今月のイチオシ本【警察小説】

『焦土の刑事』
堂場瞬一
講談社

 日本に警察制度が出来たのは東京警視庁が設置された一八七四年だが、第二次世界大戦後に大きな変化が訪れる。GHQ(連合軍総司令部)の指示で内務省を頂点とするそれまでの組織が解体され、一九四八年の旧警察法の施行により自治体警察として再スタートを切るのだ。

 山田風太郎『警視庁草紙』や佐々木譲『警官の血』等、日本の警察史をベースにした警察小説はまだ少ない。終戦間際から説き起こされる本書は、その系列の新たな里程標として記憶されるであろう大河シリーズの第一作である。

 京橋署の若き刑事・高峰靖夫は東京大空襲で焦土と化した管内を見て茫然としていた。そんなとき銀座の呉服屋の防空壕で死体が発見されたという知らせが。遺体は若い女性で、明らかな他殺死体だった。空襲のさなかに殺されたらしい。高峰たちは遺体を署に運ぶが、署長の富所と会っていた本部の人物の命で、空襲の被害者として処理されることに。

 高峰は友人である特高の検閲係・海老沢六郎相手に不満を爆発させるが、どうにもならない。
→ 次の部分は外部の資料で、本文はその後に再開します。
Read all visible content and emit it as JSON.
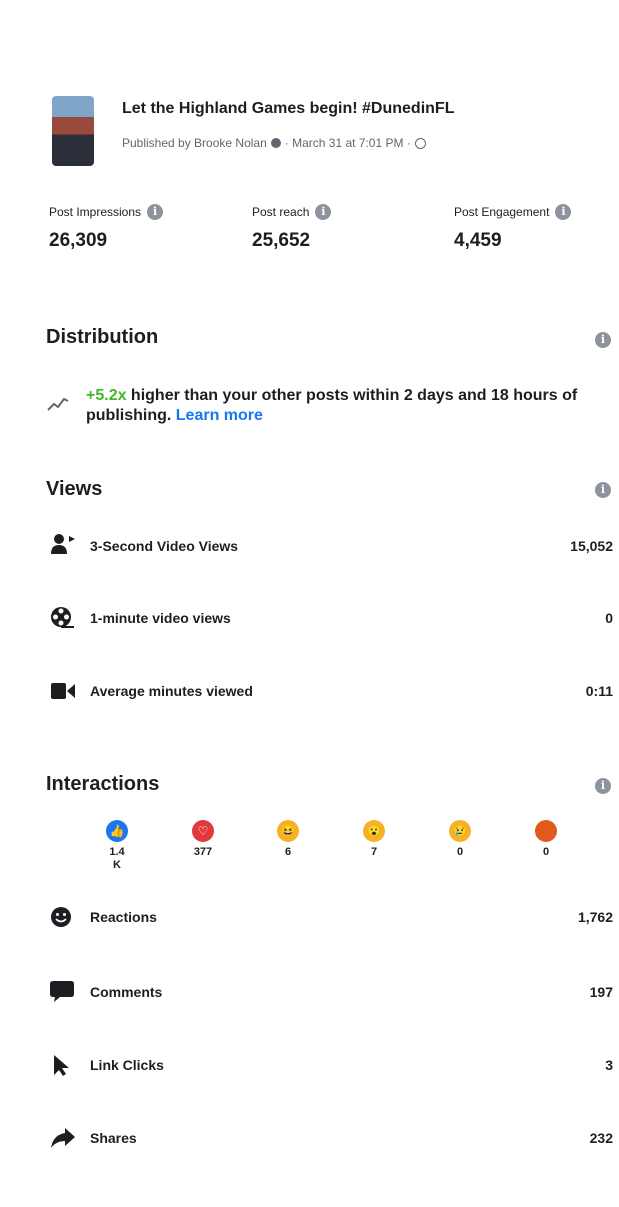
{
  "post": {
    "title": "Let the Highland Games begin! #DunedinFL",
    "published_by": "Published by Brooke Nolan",
    "date": "· March 31 at 7:01 PM ·"
  },
  "metrics": [
    {
      "label": "Post Impressions",
      "value": "26,309"
    },
    {
      "label": "Post reach",
      "value": "25,652"
    },
    {
      "label": "Post Engagement",
      "value": "4,459"
    }
  ],
  "distribution": {
    "title": "Distribution",
    "multiplier": "+5.2x",
    "text": " higher than your other posts within 2 days and 18 hours of publishing. ",
    "link": "Learn more"
  },
  "views": {
    "title": "Views",
    "rows": [
      {
        "icon": "person-video-icon",
        "label": "3-Second Video Views",
        "value": "15,052"
      },
      {
        "icon": "film-reel-icon",
        "label": "1-minute video views",
        "value": "0"
      },
      {
        "icon": "video-camera-icon",
        "label": "Average minutes viewed",
        "value": "0:11"
      }
    ]
  },
  "interactions": {
    "title": "Interactions",
    "reactions": [
      {
        "name": "like",
        "count": "1.4\nK",
        "color": "#1877f2"
      },
      {
        "name": "love",
        "count": "377",
        "color": "#e0393e"
      },
      {
        "name": "haha",
        "count": "6",
        "color": "#f7b125"
      },
      {
        "name": "wow",
        "count": "7",
        "color": "#f7b125"
      },
      {
        "name": "sad",
        "count": "0",
        "color": "#f7b125"
      },
      {
        "name": "angry",
        "count": "0",
        "color": "#e05a1e"
      }
    ],
    "rows": [
      {
        "icon": "smiley-icon",
        "label": "Reactions",
        "value": "1,762"
      },
      {
        "icon": "comment-icon",
        "label": "Comments",
        "value": "197"
      },
      {
        "icon": "cursor-icon",
        "label": "Link Clicks",
        "value": "3"
      },
      {
        "icon": "share-icon",
        "label": "Shares",
        "value": "232"
      }
    ]
  },
  "info_glyph": "i"
}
数日後、今度は霊岸島の防空壕で同じ手口で殺されたらしい女性の死体が発見されるが、またしても本部の者だという男に遺体を横取りされ、他言無用を命じられる。おさまらない高峰は単独で捜査を始めた矢先、本部の者を名乗った男たちに襲われる……。

 戦時下に発生した連続殺人事件に若手の熱血刑事が挑むが、前半は後手後手に回り、被害者が増えていく。普通の捜査小説と違うのは、高峰刑事の捜査劇のみならず、海老沢の検閲仕事もそこに絡んでくること。特高──特別高等警察は社会主義者、共産主義者、無政府主義者等、政治犯や思想犯を取り締まる悪名高き組織。今でいう公安警察の前身だが、海老沢が担当しているのは演劇の台本検閲。対象者を拷問にかけるようなシビアな場面は出てこないが、戦後になって、彼は特高での仕事を後悔する羽目になる。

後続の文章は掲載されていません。